One of the tenets of this blog is that in a no-fault world divorce is a financial transaction heavily imbued with human emotion. The effective divorce lawyer tries to guide clients through this emotional process in a way that produces a meaningful and realistic financial plan.

            A big piece of any American’s financial future is social security. It is a very complex system and if you have been reading the news recently there are indications that in the next decade it may become financially unsound because so many Americans are drawing on it, we have relatively few incoming participants and these have been strange times financially.

            There are books which try to explain social security and in a world where the lifetime benefit can exceed $1,000,000, some of them may be worth investigating. Here’s a menu for that: For many Americans it will be their primary if not their exclusive source for retirement income.

            What is your benefit? You can log on to the system and review what data and estimates the government has for you.

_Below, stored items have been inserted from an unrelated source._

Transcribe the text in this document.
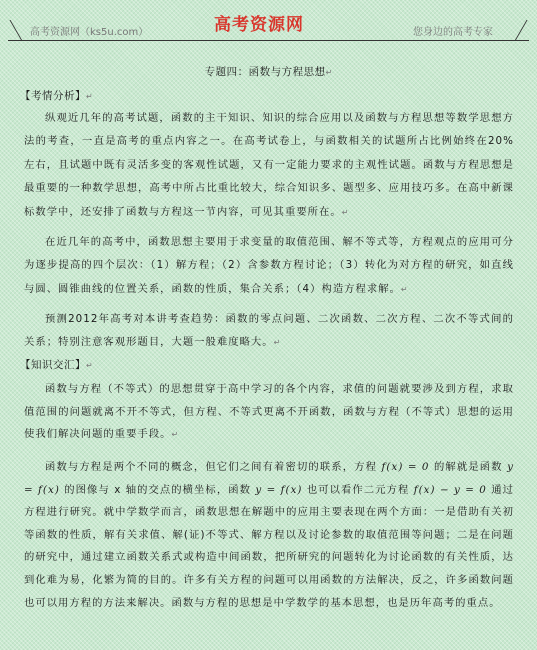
高考资源网（ks5u.com）	您身边的高考专家
高考资源网
专题四：函数与方程思想↵
【考情分析】↵
纵观近几年的高考试题，函数的主干知识、知识的综合应用以及函数与方程思想等数学思想方法的考查，一直是高考的重点内容之一。在高考试卷上，与函数相关的试题所占比例始终在20%左右，且试题中既有灵活多变的客观性试题，又有一定能力要求的主观性试题。函数与方程思想是最重要的一种数学思想，高考中所占比重比较大，综合知识多、题型多、应用技巧多。在高中新课标数学中，还安排了函数与方程这一节内容，可见其重要所在。↵
在近几年的高考中，函数思想主要用于求变量的取值范围、解不等式等，方程观点的应用可分为逐步提高的四个层次：（1）解方程；（2）含参数方程讨论；（3）转化为对方程的研究，如直线与圆、圆锥曲线的位置关系，函数的性质，集合关系；（4）构造方程求解。↵
预测2012年高考对本讲考查趋势：函数的零点问题、二次函数、二次方程、二次不等式间的关系；特别注意客观形题目，大题一般难度略大。↵
【知识交汇】↵
函数与方程（不等式）的思想贯穿于高中学习的各个内容，求值的问题就要涉及到方程，求取值范围的问题就离不开不等式，但方程、不等式更离不开函数，函数与方程（不等式）思想的运用使我们解决问题的重要手段。↵
函数与方程是两个不同的概念，但它们之间有着密切的联系，方程 f(x) = 0 的解就是函数 y = f(x) 的图像与 x 轴的交点的横坐标，函数 y = f(x) 也可以看作二元方程 f(x) − y = 0 通过方程进行研究。就中学数学而言，函数思想在解题中的应用主要表现在两个方面：一是借助有关初等函数的性质，解有关求值、解(证)不等式、解方程以及讨论参数的取值范围等问题；二是在问题的研究中，通过建立函数关系式或构造中间函数，把所研究的问题转化为讨论函数的有关性质，达到化难为易，化繁为简的目的。许多有关方程的问题可以用函数的方法解决，反之，许多函数问题也可以用方程的方法来解决。函数与方程的思想是中学数学的基本思想，也是历年高考的重点。
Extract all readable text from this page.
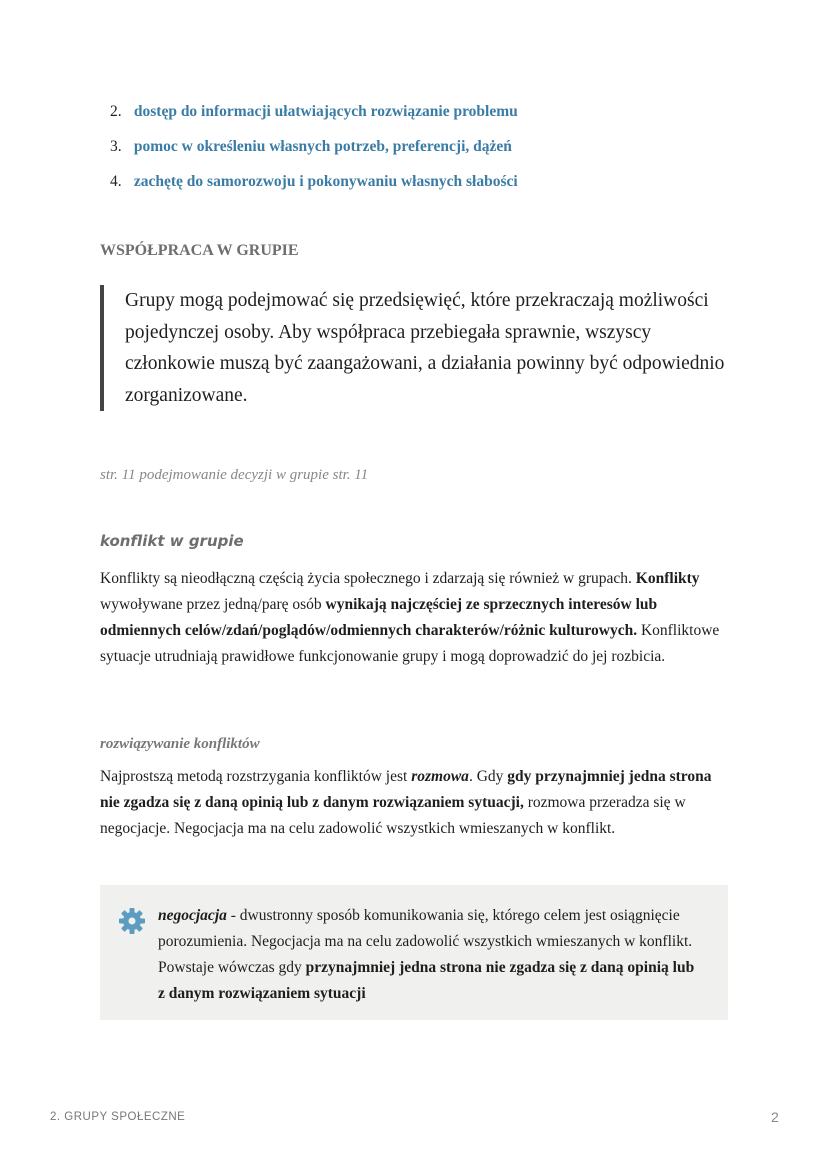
2. dostęp do informacji ułatwiających rozwiązanie problemu
3. pomoc w określeniu własnych potrzeb, preferencji, dążeń
4. zachętę do samorozwoju i pokonywaniu własnych słabości
WSPÓŁPRACA W GRUPIE
Grupy mogą podejmować się przedsięwięć, które przekraczają możliwości pojedynczej osoby. Aby współpraca przebiegała sprawnie, wszyscy członkowie muszą być zaangażowani, a działania powinny być odpowiednio zorganizowane.
str. 11 podejmowanie decyzji w grupie str. 11
konflikt w grupie

Konflikty są nieodłączną częścią życia społecznego i zdarzają się również w grupach. Konflikty wywoływane przez jedną/parę osób wynikają najczęściej ze sprzecznych interesów lub odmiennych celów/zdań/poglądów/odmiennych charakterów/różnic kulturowych. Konfliktowe sytuacje utrudniają prawidłowe funkcjonowanie grupy i mogą doprowadzić do jej rozbicia.

rozwiązywanie konfliktów

Najprostszą metodą rozstrzygania konfliktów jest rozmowa. Gdy gdy przynajmniej jedna strona nie zgadza się z daną opinią lub z danym rozwiązaniem sytuacji, rozmowa przeradza się w negocjacje. Negocjacja ma na celu zadowolić wszystkich wmieszanych w konflikt.

negocjacja - dwustronny sposób komunikowania się, którego celem jest osiągnięcie porozumienia. Negocjacja ma na celu zadowolić wszystkich wmieszanych w konflikt. Powstaje wówczas gdy przynajmniej jedna strona nie zgadza się z daną opinią lub z danym rozwiązaniem sytuacji

2. GRUPY SPOŁECZNE	2
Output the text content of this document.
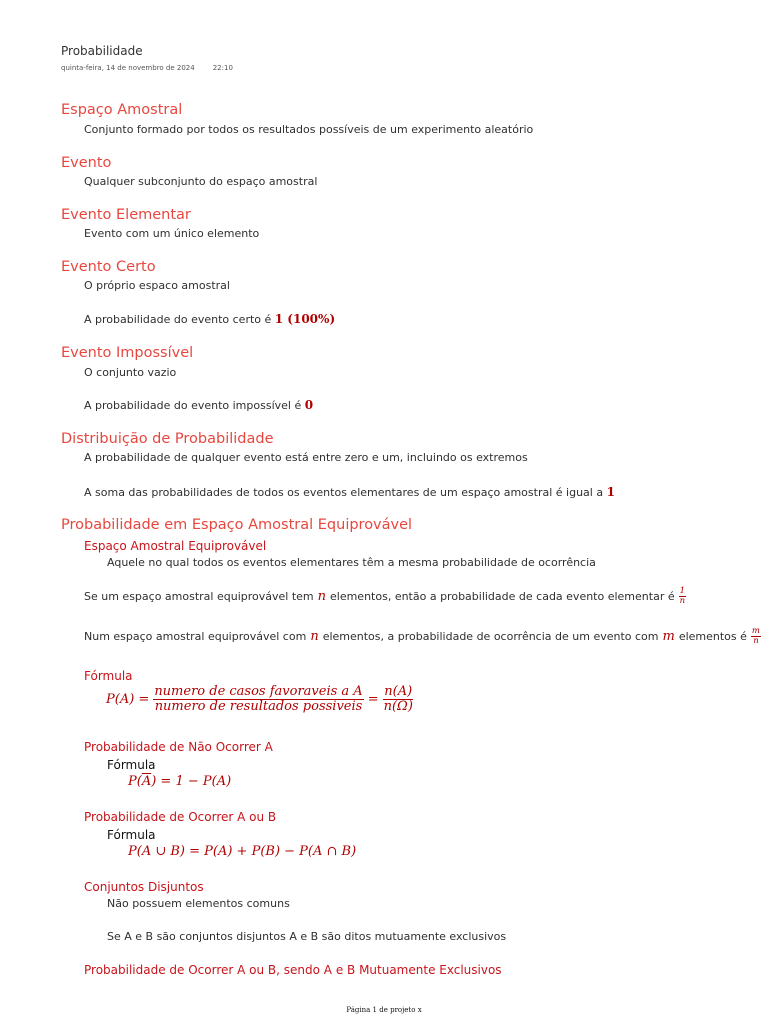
Probabilidade
quinta-feira, 14 de novembro de 2024	22:10
Espaço Amostral
Conjunto formado por todos os resultados possíveis de um experimento aleatório
Evento
Qualquer subconjunto do espaço amostral
Evento Elementar
Evento com um único elemento
Evento Certo
O próprio espaco amostral
A probabilidade do evento certo é 1 (100%)
Evento Impossível
O conjunto vazio
A probabilidade do evento impossível é 0
Distribuição de Probabilidade
A probabilidade de qualquer evento está entre zero e um, incluindo os extremos
A soma das probabilidades de todos os eventos elementares de um espaço amostral é igual a 1
Probabilidade em Espaço Amostral Equiprovável
Espaço Amostral Equiprovável
Aquele no qual todos os eventos elementares têm a mesma probabilidade de ocorrência
Se um espaço amostral equiprovável tem n elementos, então a probabilidade de cada evento elementar é $\frac{1}{n}$
Num espaço amostral equiprovável com n elementos, a probabilidade de ocorrência de um evento com m elementos é $\frac{m}{n}$
Fórmula
$P(A) = \frac{\text{numero de casos favoraveis a A}}{\text{numero de resultados possiveis}} = \frac{n(A)}{n(\Omega)}$
Probabilidade de Não Ocorrer A
Fórmula
P( $\overline{A}$ ) = 1 − P(A)
Probabilidade de Ocorrer A ou B
Fórmula
P(A ∪ B) = P(A) + P(B) − P(A ∩ B)
Conjuntos Disjuntos
Não possuem elementos comuns
Se A e B são conjuntos disjuntos A e B são ditos mutuamente exclusivos
Probabilidade de Ocorrer A ou B, sendo A e B Mutuamente Exclusivos
Página 1 de projeto x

            If that’s too much time or effort Fidelity Investments offers an on line calculator that seems fairly accurate;

                So, here are some things you need to know in a legal sense. Social security is not marital property in Pennsylvania so it is not an asset divided in divorce. But in dividing the assets that are marital a major factor under the Divorce Code is what future entitlements each spouse has and as we just observed, a person making maximum contributions to the system could receive a million or more dollars in benefits over his/her lifetime. If you have been married for 10 or more years you can also choose between claiming benefits on your own income history or the history of the spouse with whom you spent that time. If you are planning to claim what is called a derivative benefit based on the income of your former spouse, you need to be certain you don’t corrupt your own plan by re-marrying. Again, there is a lot of money and your financial future at stake here.

            Circling back to an earlier subject, let’s say that you were not working in the past decade but married to someone who was making maximum contributions. Suppose things turn out that your divorce will come down before you have a decade attributable to that marriage. So, the derivative benefit is off the table. In your negotiations both you and your lawyer need to make clear to the world that during the eight years that you were married, your spouse paid into Social Security roughly $115,000. Technically, your spouse paid in half and the employer paid the other half but no matter how you size it up, $115,000 was diverted from coming into the marital pot because Social Security grabbed it to pay to your ex in the future. Had you made it to the 10-year mark, you would be eligible for as much as half of that spouse’s benefit without reducing your former spouse’s benefit. One suspects that part of the problem with the system is that if a wage earner married once every decade and stayed married for 10 years each time, there could be up to five spouses’ eligible for a derivative benefit. The system was largely designed for a day when people got social security at age 65, died at age 70 and lived at a time when divorce was rare.

            Another thing that has really changed in recent years is the growth in social security maximum contributions. In 2000, the maximum was based on earnings of $76,200. The maximum in 2023 is now 160,200. So, while the tax rate of 6.2% has never changed the raw amount contributed has more than doubled. It means that in 2023 if you have wages of $160,200 you and your employer will be contributing almost $20,000 to the system; $1,666 a month. By almost any standard, that’s real money.